His opponent in the debate, Dr. Shaun G. Goodman, Associated Head, Division of Cardiology, St. Michael’s Hospital, Toronto, Ontario, interpreted the same data differently. Citing a subsequent analysis (Yusuf et al. Circulation 2003;107:966-72), Dr. Goodman agreed that the bleeding risk remains constant, but he emphasized that it did not increase over time, even though protection from events continued to accrue. He suggested that extended dual antiplatelet therapy could be considered for a much broader array of ACS patients over a longer period. Recently released CCS guidelines recommend dual antiplatelet therapy for at least a month but allow consideration of treatment for up to 12 months and even longer for high-risk patients with a low risk of bleeding.
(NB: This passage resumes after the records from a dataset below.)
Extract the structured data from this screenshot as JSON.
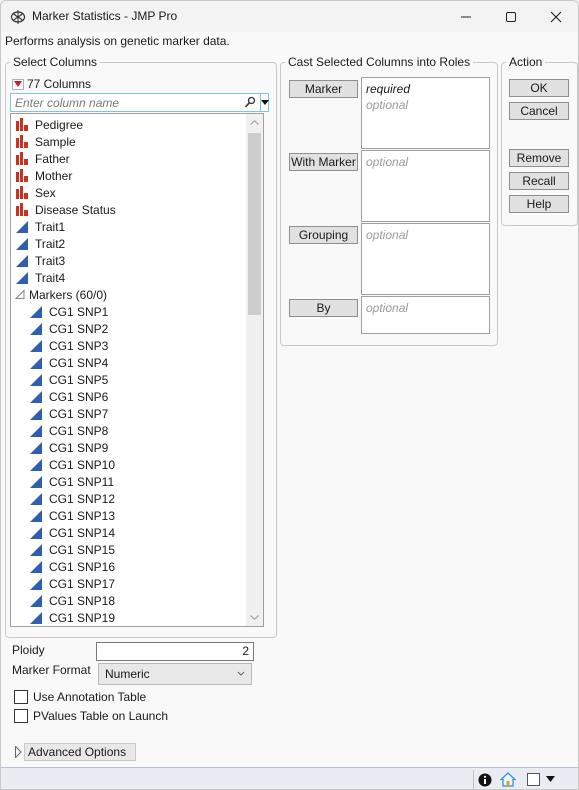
{
  "window": {
    "title": "Marker Statistics - JMP Pro",
    "icons": {
      "app": "jmp-dna-icon",
      "minimize": "minimize-icon",
      "maximize": "maximize-icon",
      "close": "close-icon"
    }
  },
  "subtitle": "Performs analysis on genetic marker data.",
  "select_columns": {
    "legend": "Select Columns",
    "count_label": "77 Columns",
    "search_placeholder": "Enter column name",
    "columns": [
      {
        "name": "Pedigree",
        "type": "nominal",
        "indent": 0
      },
      {
        "name": "Sample",
        "type": "nominal",
        "indent": 0
      },
      {
        "name": "Father",
        "type": "nominal",
        "indent": 0
      },
      {
        "name": "Mother",
        "type": "nominal",
        "indent": 0
      },
      {
        "name": "Sex",
        "type": "nominal",
        "indent": 0
      },
      {
        "name": "Disease Status",
        "type": "nominal",
        "indent": 0
      },
      {
        "name": "Trait1",
        "type": "continuous",
        "indent": 0
      },
      {
        "name": "Trait2",
        "type": "continuous",
        "indent": 0
      },
      {
        "name": "Trait3",
        "type": "continuous",
        "indent": 0
      },
      {
        "name": "Trait4",
        "type": "continuous",
        "indent": 0
      },
      {
        "name": "Markers (60/0)",
        "type": "group",
        "indent": 0
      },
      {
        "name": "CG1 SNP1",
        "type": "continuous",
        "indent": 1
      },
      {
        "name": "CG1 SNP2",
        "type": "continuous",
        "indent": 1
      },
      {
        "name": "CG1 SNP3",
        "type": "continuous",
        "indent": 1
      },
      {
        "name": "CG1 SNP4",
        "type": "continuous",
        "indent": 1
      },
      {
        "name": "CG1 SNP5",
        "type": "continuous",
        "indent": 1
      },
      {
        "name": "CG1 SNP6",
        "type": "continuous",
        "indent": 1
      },
      {
        "name": "CG1 SNP7",
        "type": "continuous",
        "indent": 1
      },
      {
        "name": "CG1 SNP8",
        "type": "continuous",
        "indent": 1
      },
      {
        "name": "CG1 SNP9",
        "type": "continuous",
        "indent": 1
      },
      {
        "name": "CG1 SNP10",
        "type": "continuous",
        "indent": 1
      },
      {
        "name": "CG1 SNP11",
        "type": "continuous",
        "indent": 1
      },
      {
        "name": "CG1 SNP12",
        "type": "continuous",
        "indent": 1
      },
      {
        "name": "CG1 SNP13",
        "type": "continuous",
        "indent": 1
      },
      {
        "name": "CG1 SNP14",
        "type": "continuous",
        "indent": 1
      },
      {
        "name": "CG1 SNP15",
        "type": "continuous",
        "indent": 1
      },
      {
        "name": "CG1 SNP16",
        "type": "continuous",
        "indent": 1
      },
      {
        "name": "CG1 SNP17",
        "type": "continuous",
        "indent": 1
      },
      {
        "name": "CG1 SNP18",
        "type": "continuous",
        "indent": 1
      },
      {
        "name": "CG1 SNP19",
        "type": "continuous",
        "indent": 1
      }
    ]
  },
  "cast_roles": {
    "legend": "Cast Selected Columns into Roles",
    "roles": [
      {
        "button": "Marker",
        "required": "required",
        "optional": "optional"
      },
      {
        "button": "With Marker",
        "required": "",
        "optional": "optional"
      },
      {
        "button": "Grouping",
        "required": "",
        "optional": "optional"
      },
      {
        "button": "By",
        "required": "",
        "optional": "optional"
      }
    ]
  },
  "action": {
    "legend": "Action",
    "buttons": [
      "OK",
      "Cancel",
      "Remove",
      "Recall",
      "Help"
    ]
  },
  "options": {
    "ploidy_label": "Ploidy",
    "ploidy_value": "2",
    "marker_format_label": "Marker Format",
    "marker_format_value": "Numeric",
    "use_annotation_label": "Use Annotation Table",
    "use_annotation_checked": false,
    "pvalues_label": "PValues Table on Launch",
    "pvalues_checked": false,
    "advanced_label": "Advanced Options"
  },
  "colors": {
    "nominal_icon": "#c8321e",
    "continuous_icon": "#2f5fb0",
    "red_triangle": "#d0182a",
    "search_border": "#7ec3e6"
  }
}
However, the duration of dual antiplatelet therapy has been based on studies with clopidogrel. The introduction of newer agents with different benefit:risk profiles may allow maintenance therapy to be tailored in the same way that antiplatelet agents will be increasingly optimized in the acute setting. The critical issue will be better stratification of patients by both risk of thrombotic events and bleeding. The newer agents are expected to expand options substantially and produce the same type of evolution in long-term therapy as is now underway in early treatment.

Summary

In TRITON-TIMI 38 and PLATO, respectively, prasugrel and ticagrelor were both found to be superior to clopidogrel for reducing the risk of thrombotic events in acute treatment of ACS patients. Both studies demonstrating this advantage challenge clopidogrel/ASA as the standard in ACS populations. Differences between the studies demonstrating these advantages as well as between the agents themselves suggest opportunities to tailor antiplatelet therapy according to underlying risk of thrombotic events as well as risk for major bleeds. These differences are relevant to initial treatment as well as to maintenance therapy for which optimal regimens and duration remain unsettled. Such characteristics as potency and reversibility are expected to be relevant to efforts to optimize benefit:risk ratios.